Secondly, the Massachusetts Institute of Technology was chosen as a partner of the newly created Skolkovo Institute of Science and Technology (Skoltech), which greatly enhanced the project’s reputation. A group of MIT professors, led by Edward Crawley, who became Skoltech’s president, agreed to develop the new university. MIT’s prestige and credibility in US academic and business circles opened many doors for Skolkovo and allowed the project (and the Russian government) to be better positioned on the foreign markets.

Thirdly, the very idea of creating a center for developing innovation, commercializing new technologies, stimulating startups, engaging world-renowned scientists and professors, teaching students the newest programs sounded clever and refreshing.

Despite the many favorable conditions created for Skolkovo, the project hasn’t achieved its ambitious goals: the city construction plan is still in development, and several Western top-managers left the project.  In 2011, Vladimir Putin, then prime minister, created a new body—the Agency for Strategic Initiatives, which was said to be a continuation of Skolkovo.
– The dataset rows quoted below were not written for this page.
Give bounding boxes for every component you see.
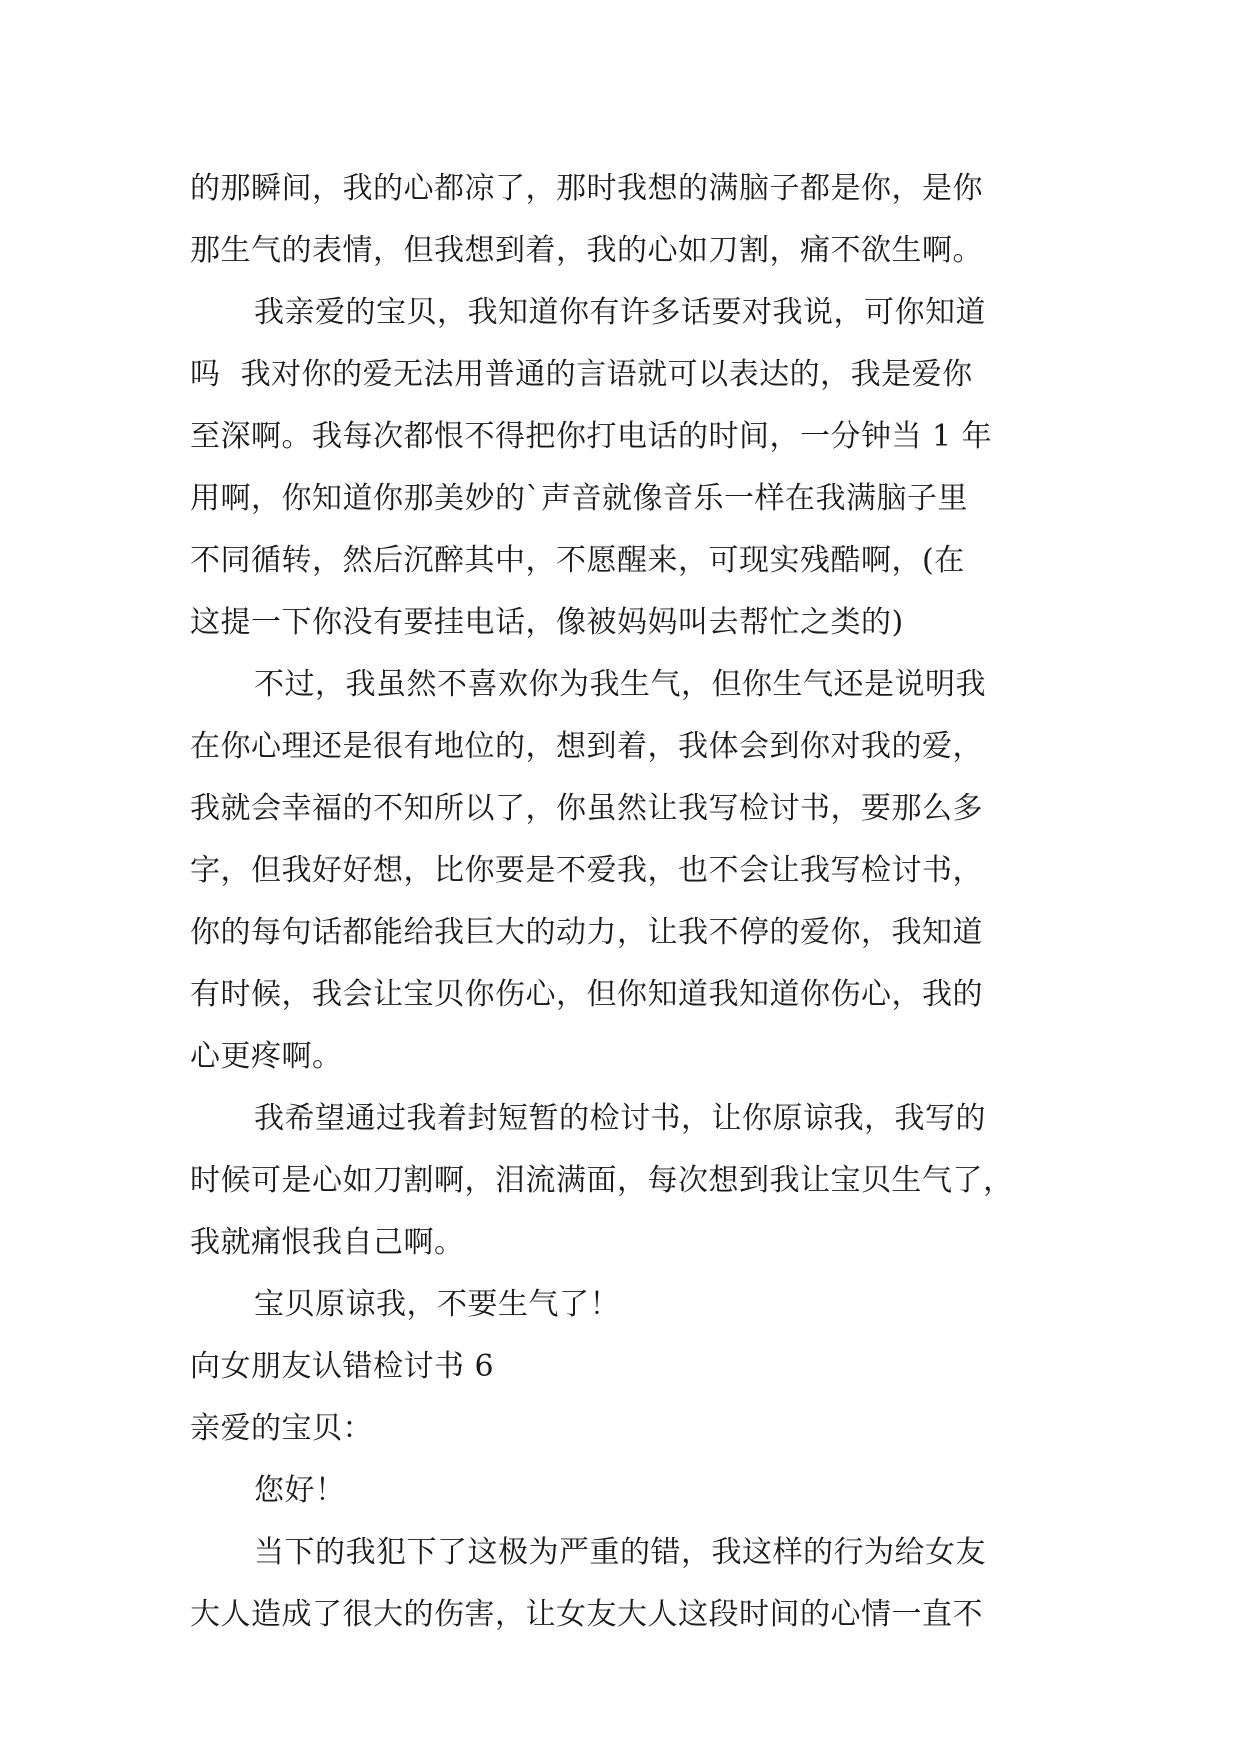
text-line: 有时候，我会让宝贝你伤心，但你知道我知道你伤心，我的: [190, 977, 983, 1012]
text-line: 心更疼啊。: [190, 1039, 343, 1074]
text-line: 字，但我好好想，比你要是不爱我，也不会让我写检讨书，: [190, 853, 983, 888]
text-line: 用啊，你知道你那美妙的`声音就像音乐一样在我满脑子里: [190, 481, 968, 516]
paragraph-start-line: 宝贝原谅我，不要生气了！: [254, 1287, 620, 1322]
text-line: 我就痛恨我自己啊。: [190, 1225, 465, 1260]
paragraph-start-line: 当下的我犯下了这极为严重的错，我这样的行为给女友: [254, 1535, 986, 1570]
salutation: 亲爱的宝贝：: [190, 1411, 373, 1446]
text-line: 在你心理还是很有地位的，想到着，我体会到你对我的爱，: [190, 729, 983, 764]
text-line: 我就会幸福的不知所以了，你虽然让我写检讨书，要那么多: [190, 791, 983, 826]
paragraph-start-line: 我希望通过我着封短暂的检讨书，让你原谅我，我写的: [254, 1101, 986, 1136]
text-line: 那生气的表情，但我想到着，我的心如刀割，痛不欲生啊。: [190, 233, 983, 268]
text-line: 这提一下你没有要挂电话，像被妈妈叫去帮忙之类的): [190, 605, 904, 640]
text-line: 的那瞬间，我的心都凉了，那时我想的满脑子都是你，是你: [190, 171, 983, 206]
paragraph-start-line: 不过，我虽然不喜欢你为我生气，但你生气还是说明我: [254, 667, 986, 702]
text-line: 不同循转，然后沉醉其中，不愿醒来，可现实残酷啊，(在: [190, 543, 965, 578]
section-heading: 向女朋友认错检讨书 6: [190, 1349, 495, 1384]
document-body: [190, 158, 1070, 1646]
text-line: 至深啊。我每次都恨不得把你打电话的时间，一分钟当 1 年: [190, 419, 993, 454]
paragraph-start-line: 我亲爱的宝贝，我知道你有许多话要对我说，可你知道: [254, 295, 986, 330]
greeting: 您好！: [254, 1473, 346, 1508]
text-line: 大人造成了很大的伤害，让女友大人这段时间的心情一直不: [190, 1597, 983, 1632]
text-line: 时候可是心如刀割啊，泪流满面，每次想到我让宝贝生气了，: [190, 1163, 1014, 1198]
text-line: 吗 我对你的爱无法用普通的言语就可以表达的，我是爱你: [190, 357, 973, 392]
text-line: 你的每句话都能给我巨大的动力，让我不停的爱你，我知道: [190, 915, 983, 950]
In reality this move was a signal that Putin would not tolerate competition within the country’s leadership and that the issue of innovation would be under his control. Having returned to office as president in 2012, Putin decided to put the project on hold and refused to sign amendments to the law on Skolkovo, because “the criteria and indicators that are necessary for assessing the results of Skolkovo’s activities had not been defined.”

 

Skolkovo was a pet project of Russia's former president, Dmitri Medvedev.

 

Also, at the end of 2012, Steven Geiger resigned from his position of Skolkovo’s chief operating officer. Geiger summarized his experience at Skolkovo in an op-ed, in which he said that “a typical mistake of global innovation projects in various countries is the initial desire to announce themselves as an insanely costly super-city that incorporates all the new architectural and technological wonders of the world. They look spectacular, it is easy to make a futuristic TV-report about them, but almost always they have little to do with innovation development. What is even worse is that they distract from funding real innovations.” Geiger added that Skoltech was the only exception in the otherwise inconsistent implementation of the Skolkovo project.
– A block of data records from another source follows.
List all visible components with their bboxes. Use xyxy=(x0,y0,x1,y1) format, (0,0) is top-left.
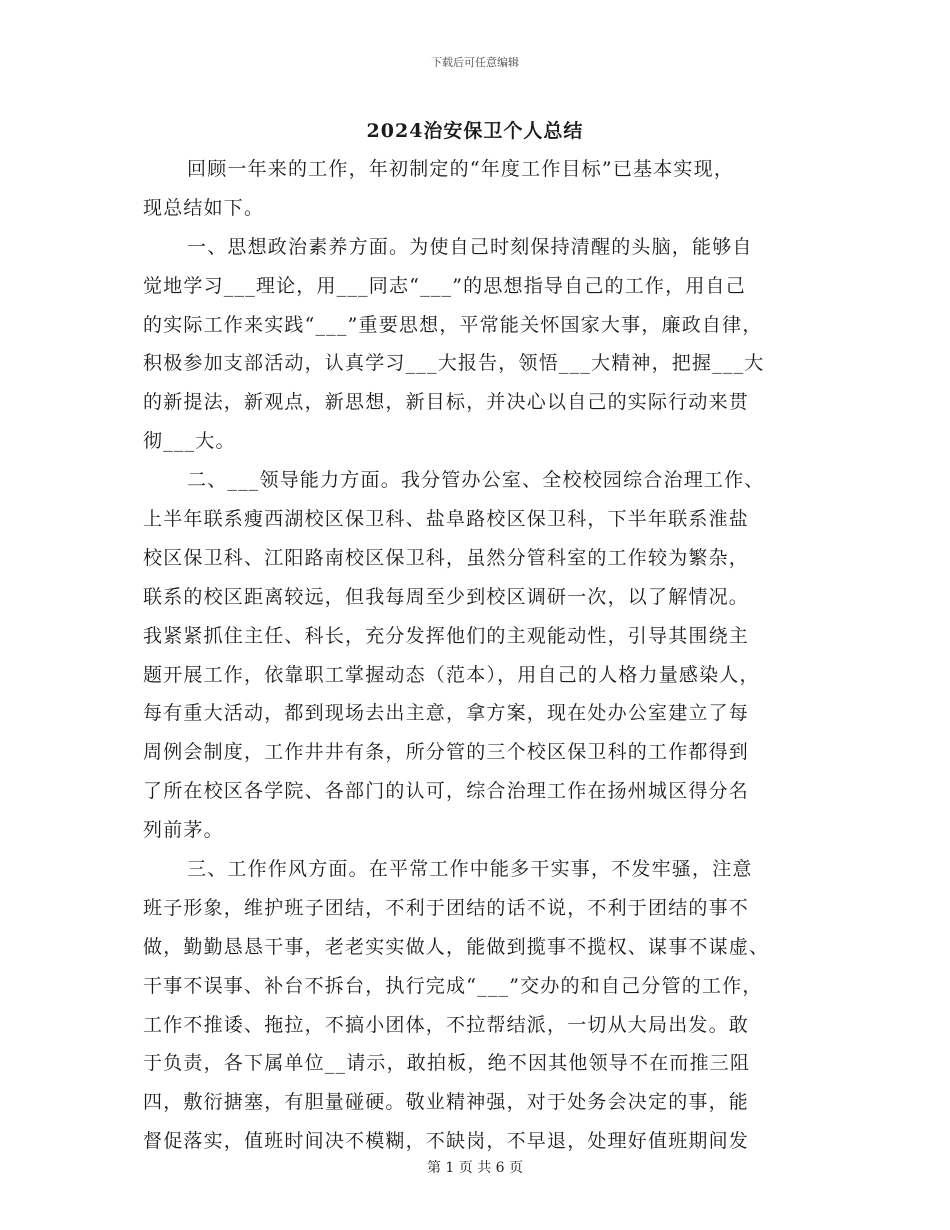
body-line: 现总结如下。 xyxy=(143,196,265,219)
document-body xyxy=(143,150,815,1161)
body-line: 周例会制度，工作井井有条，所分管的三个校区保卫科的工作都得到 xyxy=(143,741,750,764)
body-line: 班子形象，维护班子团结，不利于团结的话不说，不利于团结的事不 xyxy=(143,896,750,919)
body-line: 联系的校区距离较远，但我每周至少到校区调研一次，以了解情况。 xyxy=(143,585,750,608)
body-line: 于负责，各下属单位__请示，敢拍板，绝不因其他领导不在而推三阻 xyxy=(143,1052,751,1075)
body-line: 校区保卫科、江阳路南校区保卫科，虽然分管科室的工作较为繁杂， xyxy=(143,546,750,569)
body-line: 的实际工作来实践“___”重要思想，平常能关怀国家大事，廉政自律， xyxy=(143,313,763,336)
body-line: 二、___领导能力方面。我分管办公室、全校校园综合治理工作、 xyxy=(187,469,765,492)
body-line: 列前茅。 xyxy=(143,819,224,842)
body-line: 的新提法，新观点，新思想，新目标，并决心以自己的实际行动来贯 xyxy=(143,391,750,414)
body-line: 一、思想政治素养方面。为使自己时刻保持清醒的头脑，能够自 xyxy=(187,235,753,258)
body-line: 题开展工作，依靠职工掌握动态（范本），用自己的人格力量感染人， xyxy=(143,663,760,686)
body-line: 我紧紧抓住主任、科长，充分发挥他们的主观能动性，引导其围绕主 xyxy=(143,624,750,647)
page-footer: 第 1 页 共 6 页 xyxy=(426,1160,524,1176)
body-line: 四，敷衍搪塞，有胆量碰硬。敬业精神强，对于处务会决定的事，能 xyxy=(143,1091,750,1114)
body-line: 觉地学习___理论，用___同志“___”的思想指导自己的工作，用自己 xyxy=(143,274,746,297)
body-line: 做，勤勤恳恳干事，老老实实做人，能做到揽事不揽权、谋事不谋虚、 xyxy=(143,935,770,958)
body-line: 彻___大。 xyxy=(143,430,236,453)
body-line: 上半年联系瘦西湖校区保卫科、盐阜路校区保卫科，下半年联系淮盐 xyxy=(143,508,750,531)
body-line: 回顾一年来的工作，年初制定的“年度工作目标”已基本实现， xyxy=(187,158,735,180)
body-line: 工作不推诿、拖拉，不搞小团体，不拉帮结派，一切从大局出发。敢 xyxy=(143,1013,750,1036)
body-line: 干事不误事、补台不拆台，执行完成“___”交办的和自己分管的工作， xyxy=(143,974,763,997)
document-title: 2024治安保卫个人总结 xyxy=(366,120,584,142)
body-line: 三、工作作风方面。在平常工作中能多干实事，不发牢骚，注意 xyxy=(187,858,753,881)
header-note: 下载后可任意编辑 xyxy=(431,56,519,69)
body-line: 了所在校区各学院、各部门的认可，综合治理工作在扬州城区得分名 xyxy=(143,780,750,803)
body-line: 督促落实，值班时间决不模糊，不缺岗，不早退，处理好值班期间发 xyxy=(143,1130,750,1153)
body-line: 每有重大活动，都到现场去出主意，拿方案，现在处办公室建立了每 xyxy=(143,702,750,725)
body-line: 积极参加支部活动，认真学习___大报告，领悟___大精神，把握___大 xyxy=(143,352,765,375)
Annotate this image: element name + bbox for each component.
Skolkovo faced even more trouble when Russia’s Investigative Committee (IC) initiated a case against Kirill Lugovtsov, the former head of the Skolkovo financial department, and Vladimir Khokhlov, director-general of the Skolkovo customs & financial company. Both men were accused of embezzling 24 million rubles ($760,000). A little later, it was reported that the IC had received information that 3.5 billion rubles ($110 million) of the Skolkovo fund was spent for unauthorized purposes. According to the IC, this money was deposited in Metkombank, which is affiliated with companies owned by Viktor Vekselberg, the Skolkovo Foundation president.
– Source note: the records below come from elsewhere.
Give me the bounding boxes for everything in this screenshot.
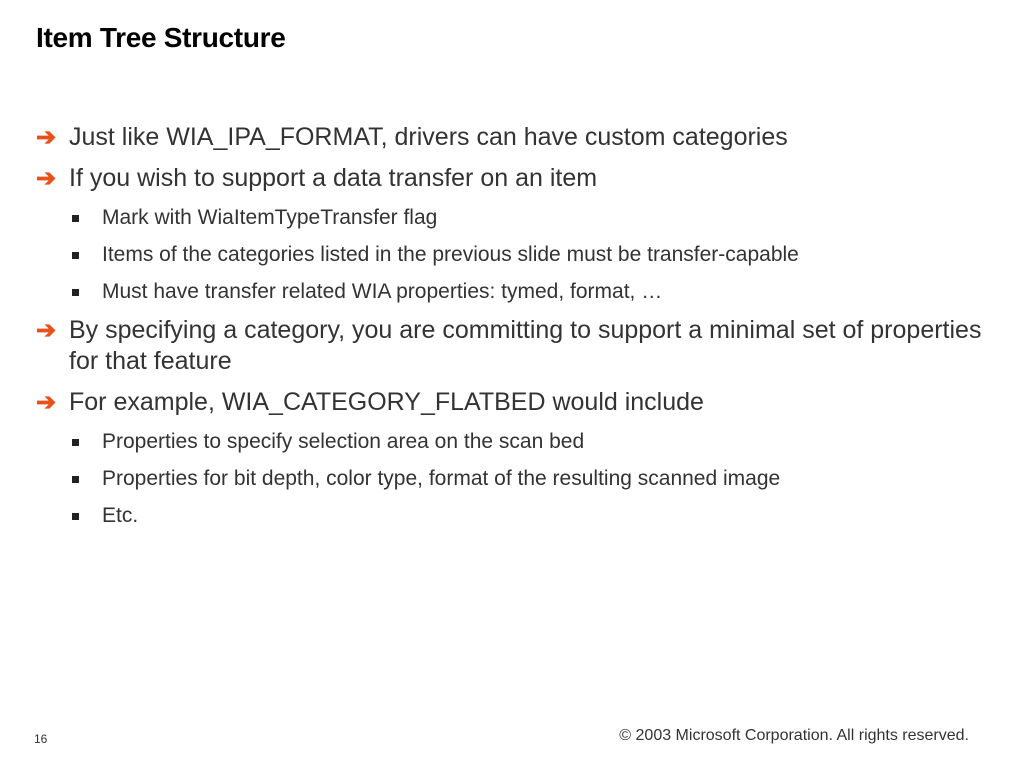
sub-bullet-item bbox=[36, 204, 986, 231]
bullet-item bbox=[36, 387, 986, 418]
bullet-text: Just like WIA_IPA_FORMAT, drivers can have custom categories bbox=[69, 123, 788, 151]
square-bullet-icon bbox=[72, 476, 79, 483]
sub-bullet-item bbox=[36, 465, 986, 492]
bullet-text: If you wish to support a data transfer on an item bbox=[69, 164, 598, 192]
bullet-item bbox=[36, 315, 986, 377]
sub-bullet-text: Mark with WiaItemTypeTransfer flag bbox=[102, 206, 438, 229]
bullet-item bbox=[36, 122, 986, 153]
sub-bullet-item bbox=[36, 502, 986, 529]
square-bullet-icon bbox=[72, 439, 79, 446]
bullet-text: By specifying a category, you are committing to support a minimal set of properties for that feature bbox=[69, 316, 982, 375]
sub-bullet-text: Must have transfer related WIA properties: tymed, format, … bbox=[102, 280, 663, 303]
slide-title: Item Tree Structure bbox=[36, 22, 286, 53]
square-bullet-icon bbox=[72, 215, 79, 222]
square-bullet-icon bbox=[72, 289, 79, 296]
right-arrow-icon: ➔ bbox=[36, 124, 57, 151]
bullet-item bbox=[36, 163, 986, 194]
sub-bullet-text: Properties for bit depth, color type, format of the resulting scanned image bbox=[102, 467, 781, 490]
right-arrow-icon: ➔ bbox=[36, 317, 57, 344]
sub-bullet-text: Items of the categories listed in the previous slide must be transfer-capable bbox=[102, 243, 799, 266]
sub-bullet-item bbox=[36, 241, 986, 268]
sub-bullet-text: Etc. bbox=[102, 504, 139, 527]
square-bullet-icon bbox=[72, 513, 79, 520]
bullet-text: For example, WIA_CATEGORY_FLATBED would include bbox=[69, 388, 704, 416]
right-arrow-icon: ➔ bbox=[36, 389, 57, 416]
right-arrow-icon: ➔ bbox=[36, 165, 57, 192]
copyright-notice: © 2003 Microsoft Corporation. All rights reserved. bbox=[619, 727, 969, 744]
page-number: 16 bbox=[34, 732, 48, 746]
bullet-list bbox=[36, 122, 986, 529]
square-bullet-icon bbox=[72, 252, 79, 259]
sub-bullet-item bbox=[36, 428, 986, 455]
sub-bullet-text: Properties to specify selection area on the scan bed bbox=[102, 430, 585, 453]
sub-bullet-item bbox=[36, 278, 986, 305]
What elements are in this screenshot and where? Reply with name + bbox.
Yevgeny Yasin, academic supervisor at the Higher School of Economics, noted that the country’s leaders “were saying generally the right things: we need modernization, we need an innovative economy….  But one needs to understand: how is it going to happen? If you think that if you allocate a lot of money for Skolkovo, build some enterprises there, and invite Nobel Prize winners, things will immediately go as advertised, then I’m afraid this won’t solve the problem. Even a dozen Skolkovos won’t solve the problem. Silicon Valley in Palo Alto emerged on the basis of universities and free movement of the students <…> It was a real breakthrough. There they have a free democratic country. There they had functioning institutions that protected property rights, provided conditions for competition, not just in the economy but in politics as well, and most importantly, [these institutions were functioning] under the rule of law. There, the law is more important than who the boss, or the leader is. Actually, European success, and the success of the Anglo-Saxon countries are rooted in these basic institutions.”